CBO estimates that enacting S. 3257 would not increase net direct spending or on-budget deficits in any of the four consecutive 10-year periods beginning in 2029.
S. 3257 contains no intergovernmental mandates as defined in the Unfunded Mandates Reform Act (UMRA).
By imposing sanctions on foreign people or entities involved in the use of civilians as human shields, S. 3257 could prohibit entities in the United States from engaging in activities that would otherwise be permitted under current law, including having access to property. That provision would be a private-sector mandate as defined in UMRA. The cost of the mandate would be any income that entities in the United States lose because they no longer have access to the property in question or because they could no longer engage in transactions prohibited by the bill.
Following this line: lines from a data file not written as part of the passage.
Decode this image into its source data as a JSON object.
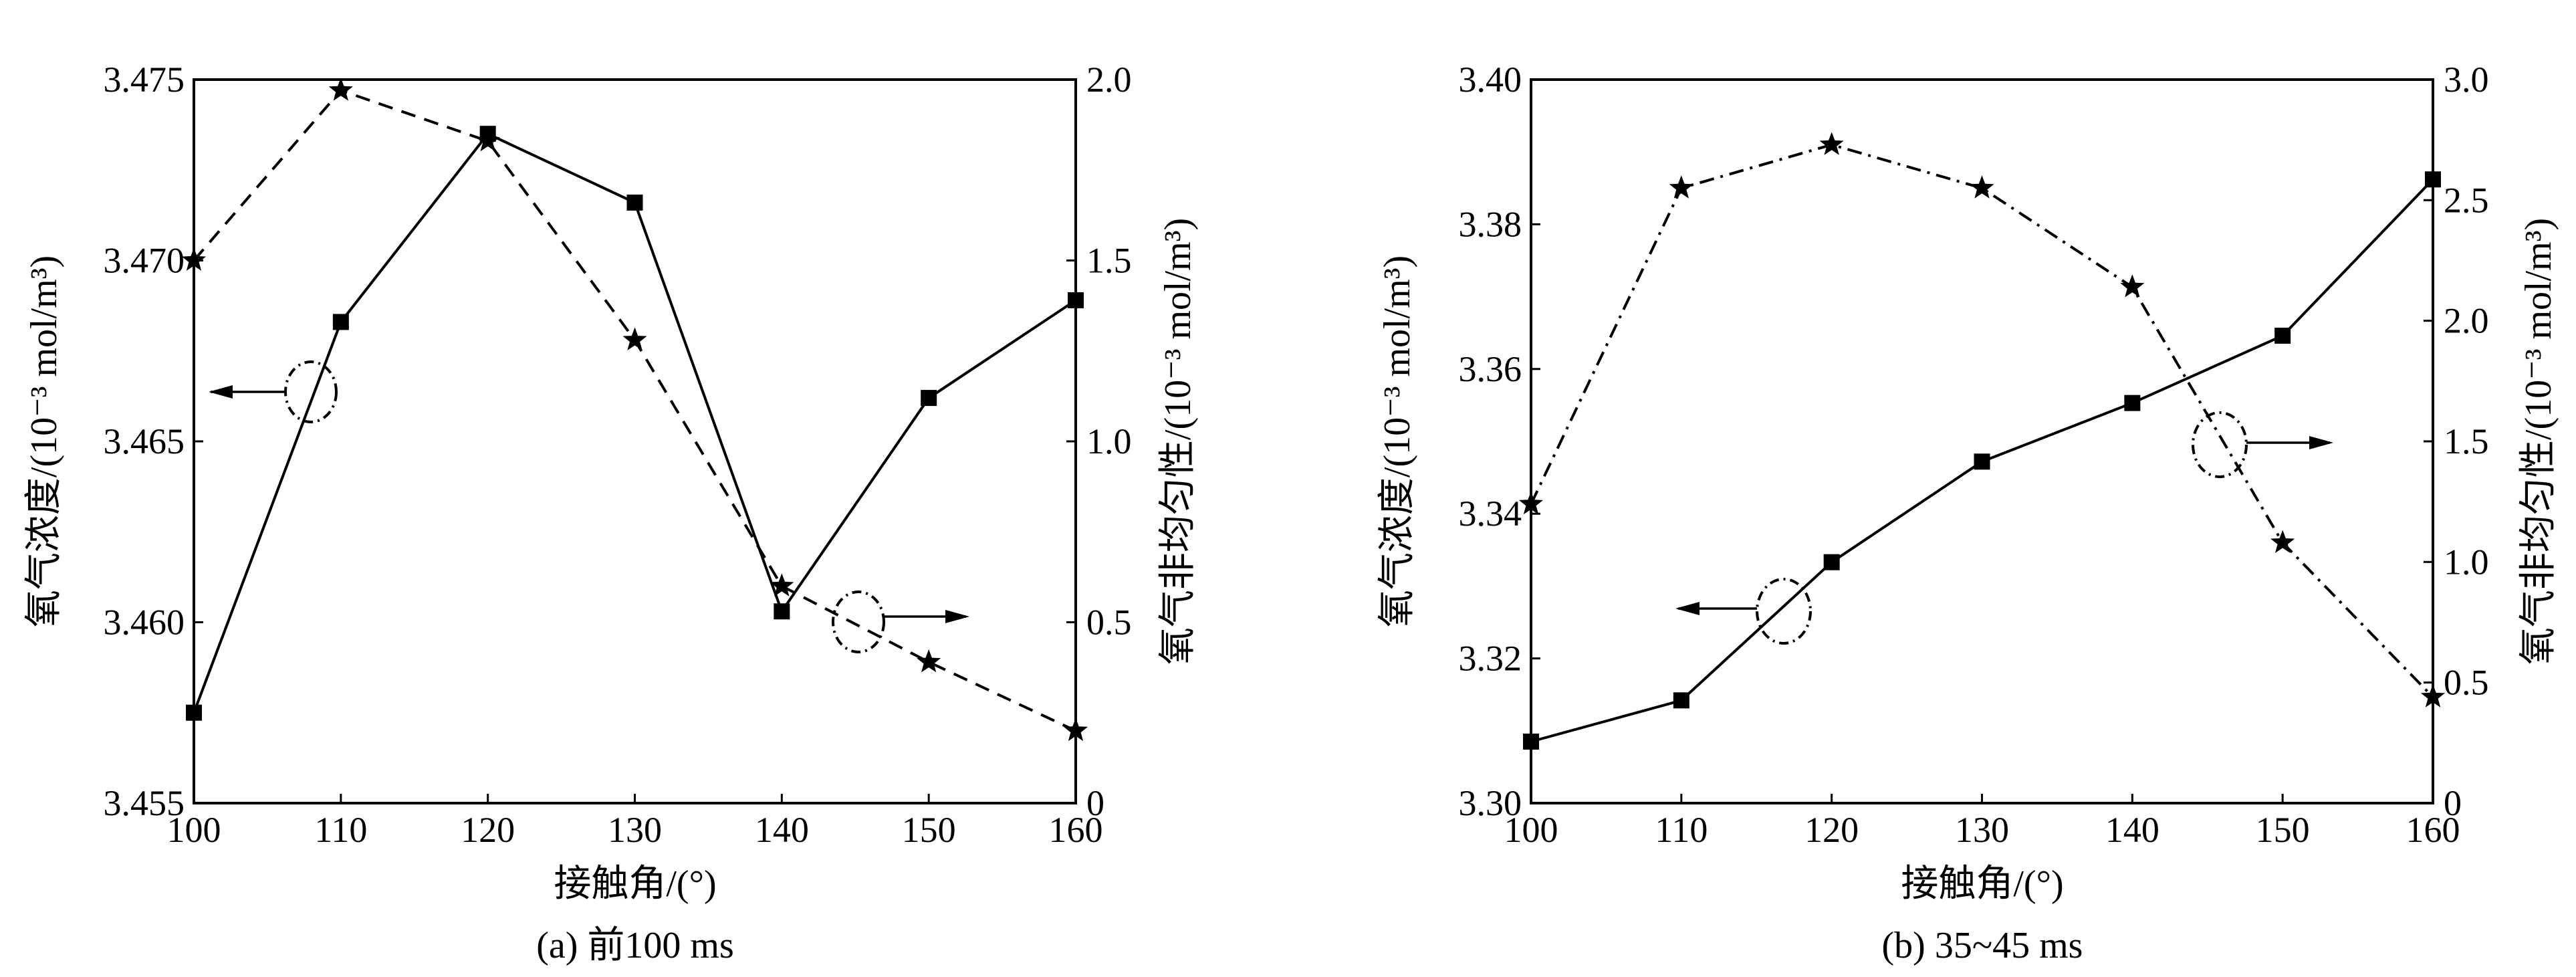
{
  "chart_data": [
    {
      "type": "line",
      "caption": "(a) 前100 ms",
      "xlabel": "接触角/(°)",
      "ylabel": "氧气浓度/(10⁻³ mol/m³)",
      "y2label": "氧气非均匀性/(10⁻³ mol/m³)",
      "x": [
        100,
        110,
        120,
        130,
        140,
        150,
        160
      ],
      "xlim": [
        100,
        160
      ],
      "xticks": [
        "100",
        "110",
        "120",
        "130",
        "140",
        "150",
        "160"
      ],
      "ylim": [
        3.455,
        3.475
      ],
      "yticks": [
        "3.455",
        "3.460",
        "3.465",
        "3.470",
        "3.475"
      ],
      "y2lim": [
        0,
        2.0
      ],
      "y2ticks": [
        "0",
        "0.5",
        "1.0",
        "1.5",
        "2.0"
      ],
      "grid": false,
      "series": [
        {
          "axis": "left",
          "style": "solid",
          "marker": "square",
          "values": [
            3.4575,
            3.4683,
            3.4735,
            3.4716,
            3.4603,
            3.4662,
            3.4689
          ]
        },
        {
          "axis": "right",
          "style": "dashed",
          "marker": "star",
          "values": [
            1.5,
            1.97,
            1.83,
            1.28,
            0.6,
            0.39,
            0.2
          ]
        }
      ]
    },
    {
      "type": "line",
      "caption": "(b) 35~45 ms",
      "xlabel": "接触角/(°)",
      "ylabel": "氧气浓度/(10⁻³ mol/m³)",
      "y2label": "氧气非均匀性/(10⁻³ mol/m³)",
      "x": [
        100,
        110,
        120,
        130,
        140,
        150,
        160
      ],
      "xlim": [
        100,
        160
      ],
      "xticks": [
        "100",
        "110",
        "120",
        "130",
        "140",
        "150",
        "160"
      ],
      "ylim": [
        3.3,
        3.4
      ],
      "yticks": [
        "3.30",
        "3.32",
        "3.34",
        "3.36",
        "3.38",
        "3.40"
      ],
      "y2lim": [
        0,
        3.0
      ],
      "y2ticks": [
        "0",
        "0.5",
        "1.0",
        "1.5",
        "2.0",
        "2.5",
        "3.0"
      ],
      "grid": false,
      "series": [
        {
          "axis": "left",
          "style": "solid",
          "marker": "square",
          "values": [
            3.3085,
            3.3142,
            3.3333,
            3.3472,
            3.3553,
            3.3646,
            3.3862
          ]
        },
        {
          "axis": "right",
          "style": "dashdot",
          "marker": "star",
          "values": [
            1.24,
            2.55,
            2.73,
            2.55,
            2.14,
            1.08,
            0.44
          ]
        }
      ]
    }
  ]
}
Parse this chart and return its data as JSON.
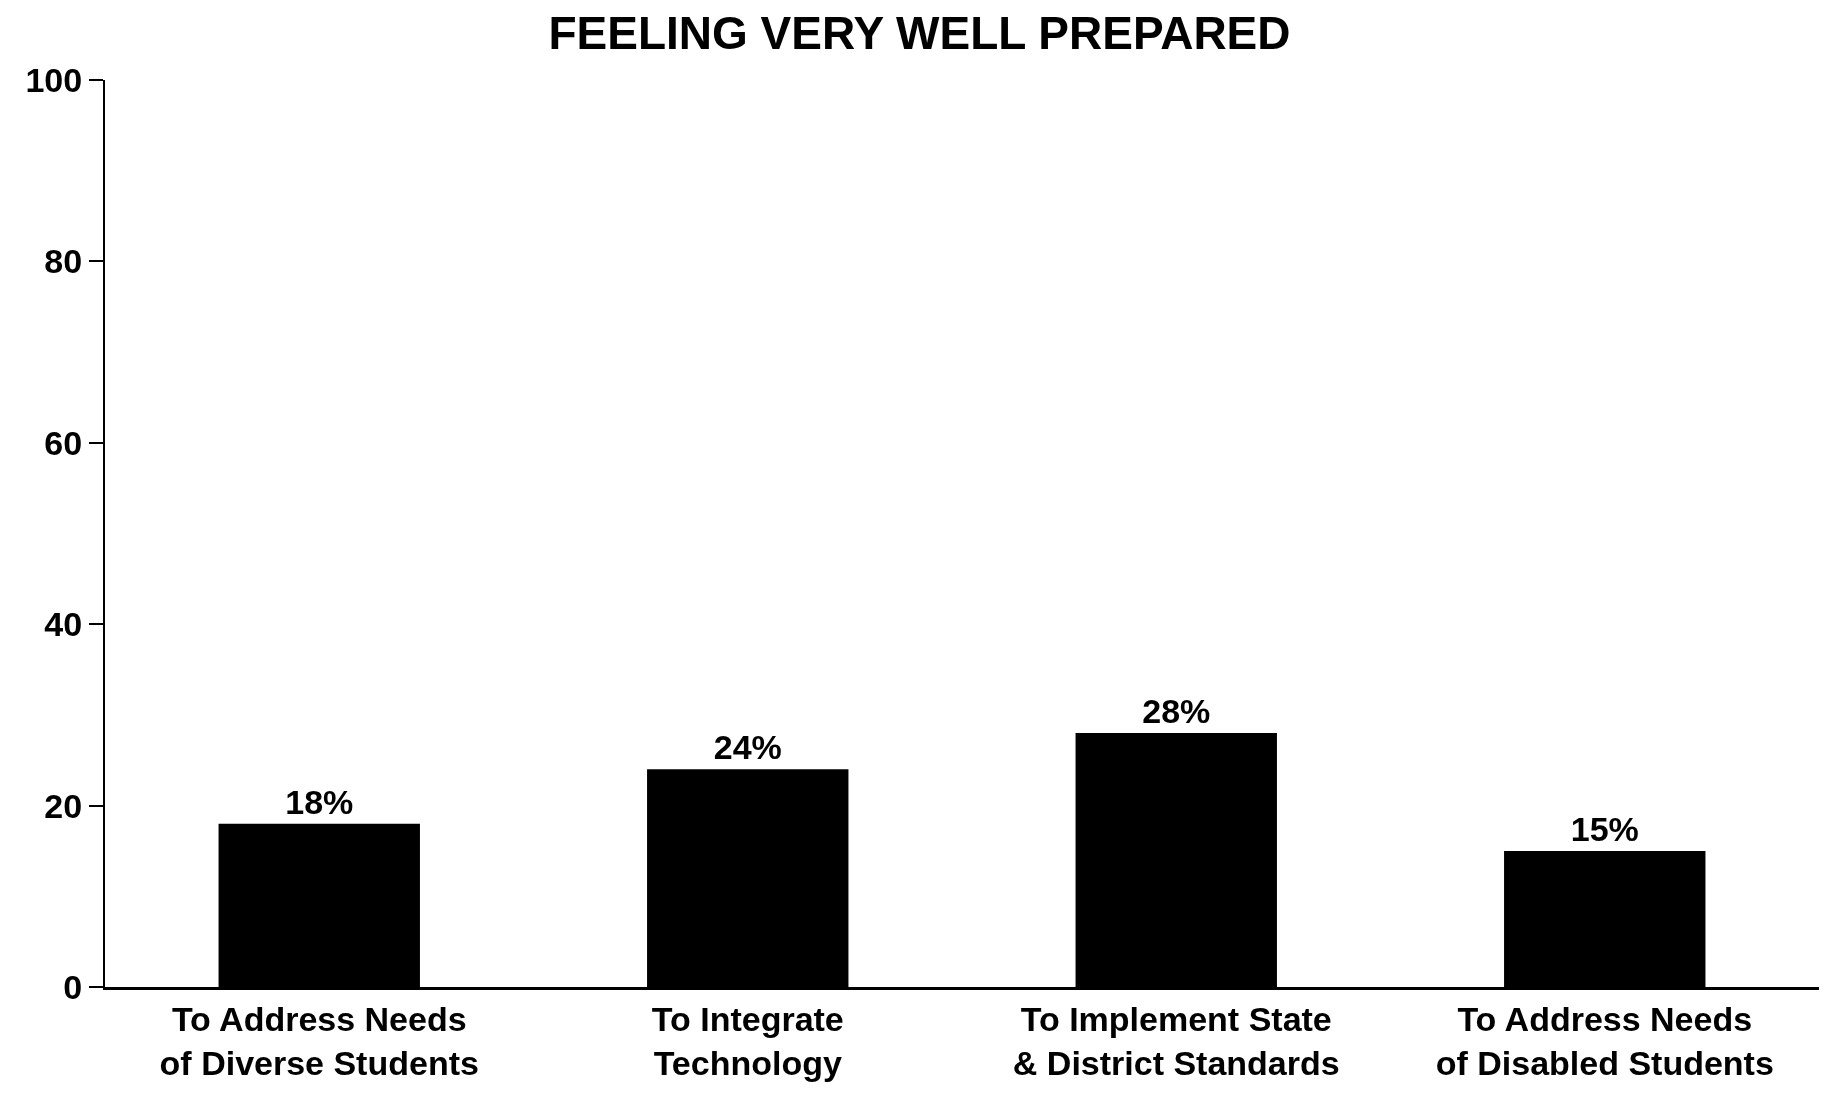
{
  "chart_data": {
    "type": "bar",
    "title": "FEELING VERY WELL PREPARED",
    "categories": [
      "To Address Needs\nof Diverse Students",
      "To Integrate\nTechnology",
      "To Implement State\n& District Standards",
      "To Address Needs\nof Disabled Students"
    ],
    "values": [
      18,
      24,
      28,
      15
    ],
    "value_labels": [
      "18%",
      "24%",
      "28%",
      "15%"
    ],
    "color": "#000000",
    "ylim": [
      0,
      100
    ],
    "yticks": [
      0,
      20,
      40,
      60,
      80,
      100
    ]
  }
}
Because the sanctions focus only on foreign persons who have committed certain violations, CBO expects that the number of entities and individuals in the United States affected by the legislation would be very small. Furthermore, CBO expects that the loss of income from any incremental restrictions in the bill would be small. Therefore, CBO estimates that the aggregate cost of the mandates would fall well below the annual threshold established in UMRA for private-sector mandates ($160 million in 2018, adjusted annually for inflation).
On October 13, 2017, CBO transmitted a cost estimate for H.R. 3342 as ordered reported by the House Committee on Foreign Affairs on September 28, 2017; that bill would impose sanctions related to the use of human shields by Hizballah. On December 8, 2017, CBO transmitted a cost estimate for H.R. 3542 as ordered reported by the House Committee on Foreign Affairs on November 15, 2017; that bill would impose sanctions related to the use of human shields by Hamas. S. 3257 is similar to those House bills, and CBO’s estimates of the cost of implementing S. 3257 and H.R. 3542 are the same. CBO’s estimate of the cost of implementing H.R. 3342 included the additional cost of a reporting requirement.